たとえば、3D タイルの周りを回るエフェクトの場合、最後のフレームからの経過時間と、建物を基準としたカメラの移動経路上の位置に基づいて、新しいカメラの位置を算出する必要があります。リファクタリングを行い、Cesium がデータセットをどのように扱うかを理解するには、少し時間がかかりました。

3D の視点とカメラの動きを扱うことは、映画制作に少し似ていました。私たちは「人々を呼び込む」方法や、地図内に表示する視点について話し合いを重ねました。Michael が述べたように、地図を使用すると、視点を変え、さまざまな方法でコンテンツを表示できます。ユーザーが Story Map を操作する際に、関連するコンテンツを表示する方法を設計することは、大仕事でした。大量のコンテンツでユーザーを圧倒しないように、ユーザーが物理空間とデジタル空間の両方を体験しながら、それぞれの情報に一つずつ触れていき、また、前後にも移動しやすくしたいと考えました。

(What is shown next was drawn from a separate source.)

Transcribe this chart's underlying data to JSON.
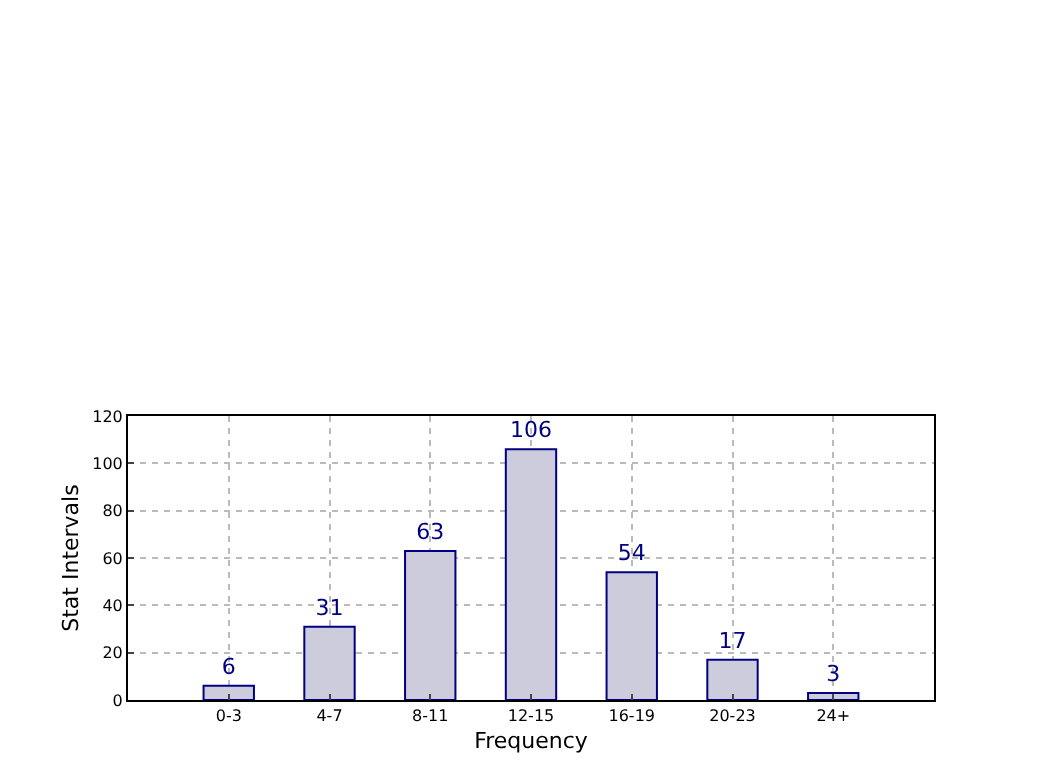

開発にはどのくらい時間がかかりましたか。もっと時間があれば取り組みたかったことはありますか。

Sigson 氏: 開発には約 2 週間かかり、その後 QA を行いました。あっという間でした。もちろん、いつももっと時間が欲しいとは思っていますが、Google Maps Platform のドキュメントとアプローチは非常に使いやすいです。視点の動作が設計と一致していることを確認するためのテストを何回か繰り返しましたが、開発者は私だけだったにもかかわらず、作業はスピーディーに進みました。

Elkeslassy 氏: 設計には約 6 週間かかりました。提供したいリソースを正確に見極めたら、すぐに案がまとまりました。納得のいくイラストを仕上げるのには、かなりの時間を費やしました。イラストレーターの Genevieve St. Charles 氏と入念に検討して、シンプルでありながらエレガントで魅力的な方法でアンバサダーを表現するスタイルを生み出しました。実際、設計を何回か繰り返した後で Story Map のアイデアを思いつき、それからはすべてがうまく運びました。

開発過程ではどのような教訓を学びましたか。

Elkeslassy 氏: 地図にとらわれずに考えることです。私たちは地図を使ってさまざまなもの作成でき、さまざまな方法で地図の概念を変えることができます。もはや「地図に持ち込むことができる体験」を考えることはなく、「地図は体験そのもの」と考えることができます。想像できるでしょうか。今や地図は、動画や音声に加え、VR や AR といった新しい世界を組み合わせるパレットのように使うことができるのです。

Sigson 氏: また、開発者は設計のかなり早い段階から参加できると思います。地図はパレットのようであるという Michael の意見にまったく同感です。API でできることを把握していれば、開発者はクリエイティブ プロセスの手引きをすることもできますし、コンテンツを公開してユーザーを引き付けるための新しくて素晴らしい方法を考案することができます。

Google Maps Platform で開発している開発者にアドバイスをお願いします。

Sigson 氏: 地理空間に関する API やプラットフォームの経験が少なくても、恐れる必要はありません。学習には少し時間がかかりますが、一度習得してしまえばとても楽しく、さまざまな方法で API を適用できます。私たちはすでに、新しい機能を実現することを考えています。タイルレンダラに Cesium を使用して、Photorealistic 3D Map Tiles を試してみることをおすすめします。現実世界を 3D 表現で扱えることは本当に魅力的です。ドキュメントに沿って操作すれば、すべてをシームレスに連動させることができ、とても利便性に優れています。

また、もしあなたがテクノロジー業界に携わる女性なら、ぜひ Women Techmakers コミュニティに参加してください。Women Techmakers のメンバーとして、私がこのプロジェクトで最も良かったと思うことは、さまざまなアンバサダーの貴重なストーリーを聞くことができ、この有益なコミュニティの力強さとサポートをユーザーに感じてもらえるエクスペリエンスを作成できたことです。